Most heart attacks happen suddenly when one of the arteries leading to the heart becomes blocked and cuts off the blood flow. Lack of oxygen affects the capability of heart muscles to pump blood. A heart failure occurs when the heart muscles don’t pump blood as well as it should have.

“The patient should be aware of the warning signals and reach the treatment facility during the golden hour. We can prevent 50-60% of heart failure due to heart attack by avoiding the delay,” said Dr Harikrishnan S, principal investigator of the Centre of Excellence in Heart Failure and professor of Cardiology of Sree Chitra Tirunal Institute for Medical Sciences and Technology (SCTIMST).

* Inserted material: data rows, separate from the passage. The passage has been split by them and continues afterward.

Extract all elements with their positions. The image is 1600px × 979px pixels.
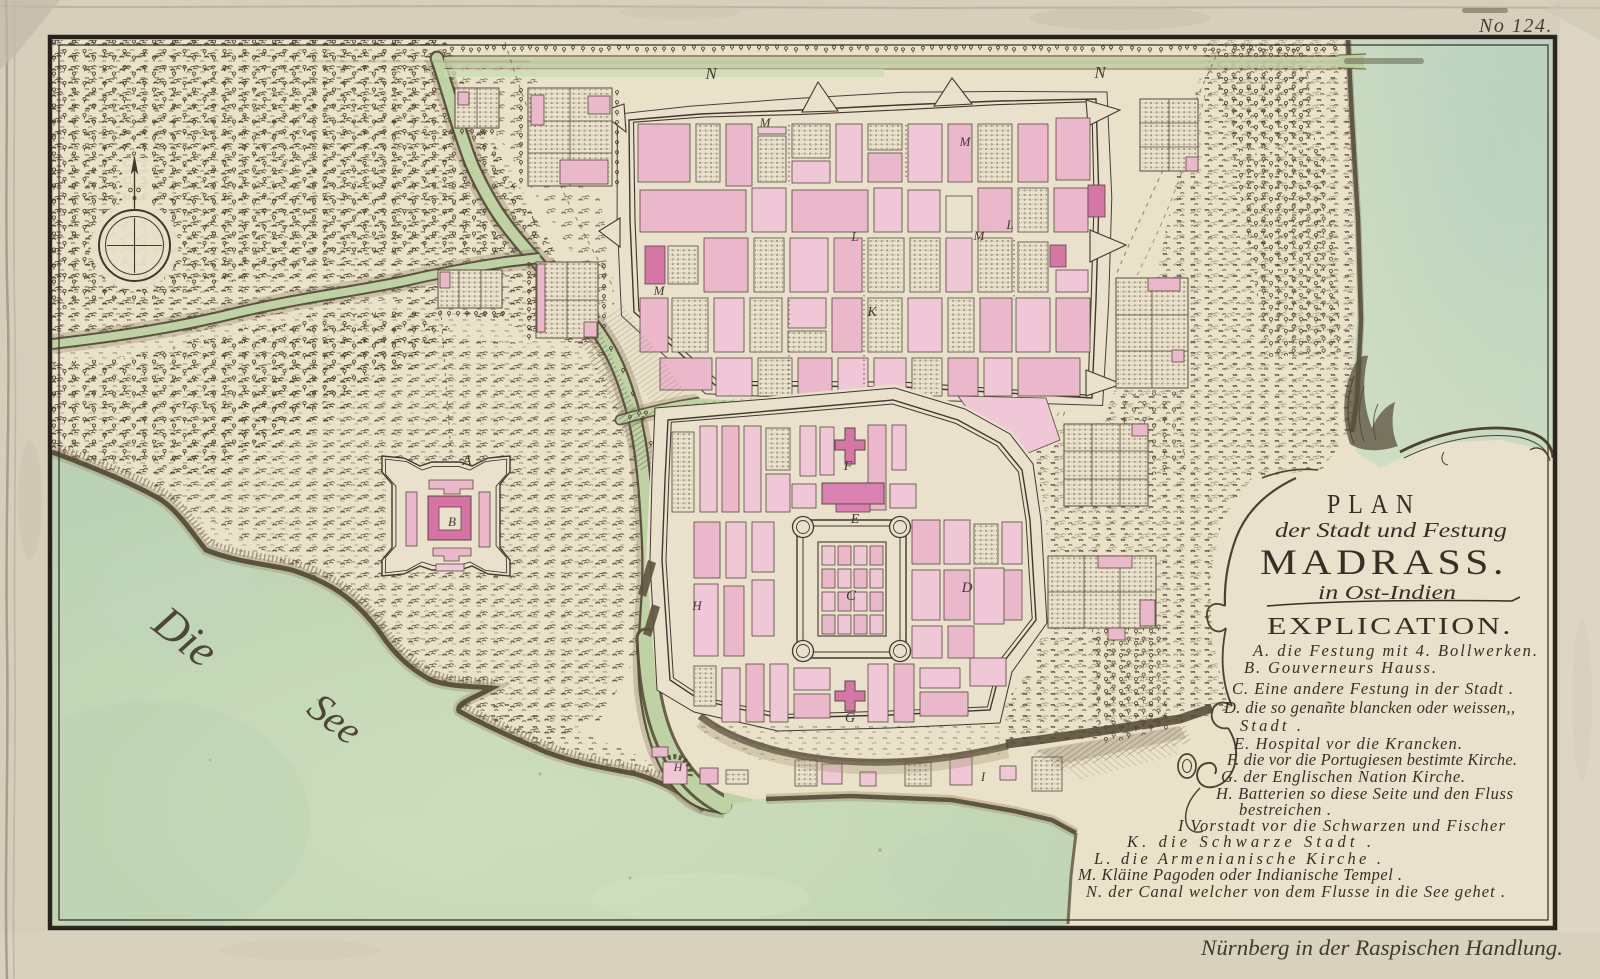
svg-text:No 124.: No 124. [1478,15,1553,37]
svg-text:Nürnberg in der Raspischen Han: Nürnberg in der Raspischen Handlung. [1200,935,1563,960]
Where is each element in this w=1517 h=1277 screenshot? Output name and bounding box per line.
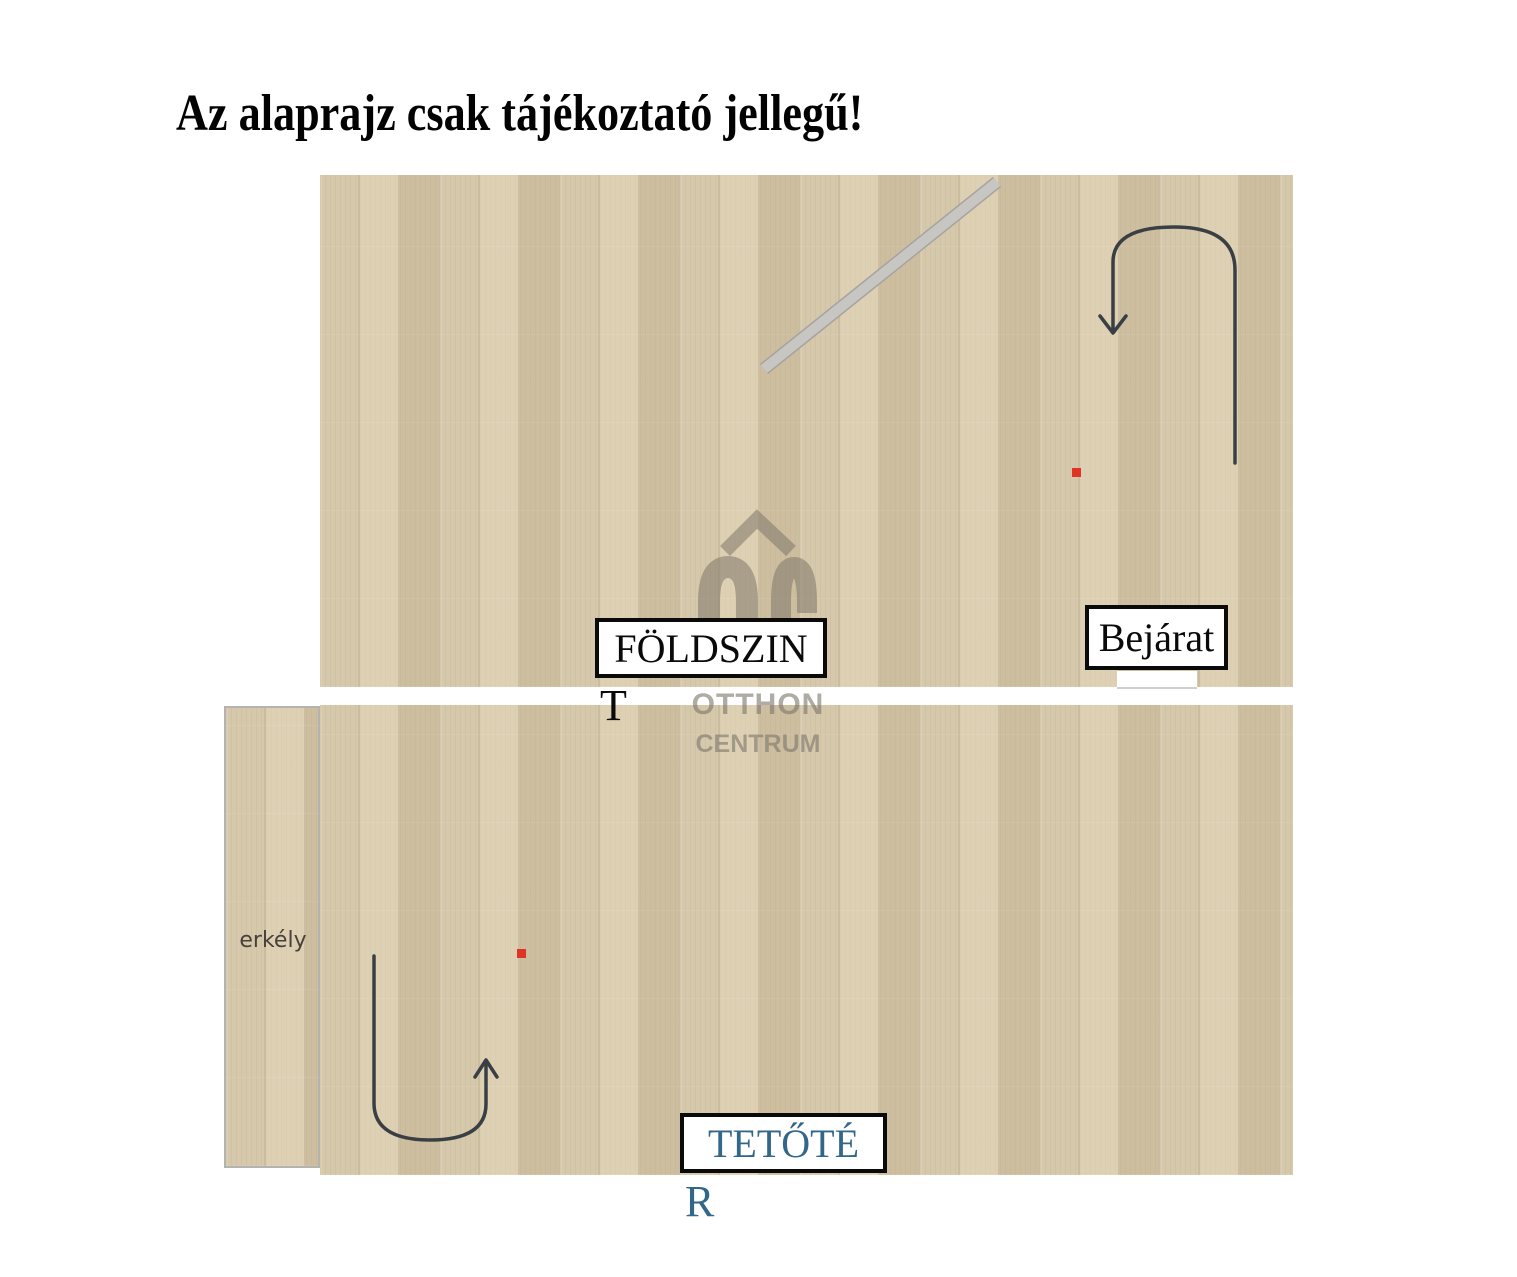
ground-floor-name-plate: FÖLDSZIN xyxy=(595,618,827,678)
ground-floor-name-line1: FÖLDSZIN xyxy=(614,625,807,672)
attic-red-marker xyxy=(517,949,526,958)
floorplan-page: Az alaprajz csak tájékoztató jellegű! fü… xyxy=(0,0,1517,1277)
watermark-line2: CENTRUM xyxy=(696,730,821,759)
attic-floor-plan xyxy=(320,705,1293,1175)
entrance-plate: Bejárat xyxy=(1085,605,1228,670)
disclaimer-title: Az alaprajz csak tájékoztató jellegű! xyxy=(176,84,863,143)
attic-floor-name-plate: TETŐTÉ xyxy=(680,1113,887,1173)
attic-floor-name-line1: TETŐTÉ xyxy=(708,1120,859,1167)
entrance-plate-label: Bejárat xyxy=(1099,614,1215,661)
room-label-balcony: erkély xyxy=(239,928,306,953)
watermark-line1: OTTHON xyxy=(692,688,825,722)
entrance-door-opening xyxy=(1117,671,1197,689)
ground-floor-name-line2: T xyxy=(600,684,627,728)
attic-floor-name-line2: R xyxy=(685,1180,714,1224)
ground-red-marker xyxy=(1072,468,1081,477)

Narrowed heart arteries (that could lead to heart attack) were found to be the major reason for heart failure (72%), followed by diseases affecting heart muscles that lead to poor pumping of blood to the body parts (18%), according to the National Heart Failure Registry (NHFR) report in 2018-2000.

Heart failure was considered an end-stage disease in which two-third of patients died in the first five years, according to a heart failure registry prepared by SCTIMST in 2013. A pan-India study by the NHFR shows that one in seven patients died in the first 90 days of follow-up, in 2018-2000.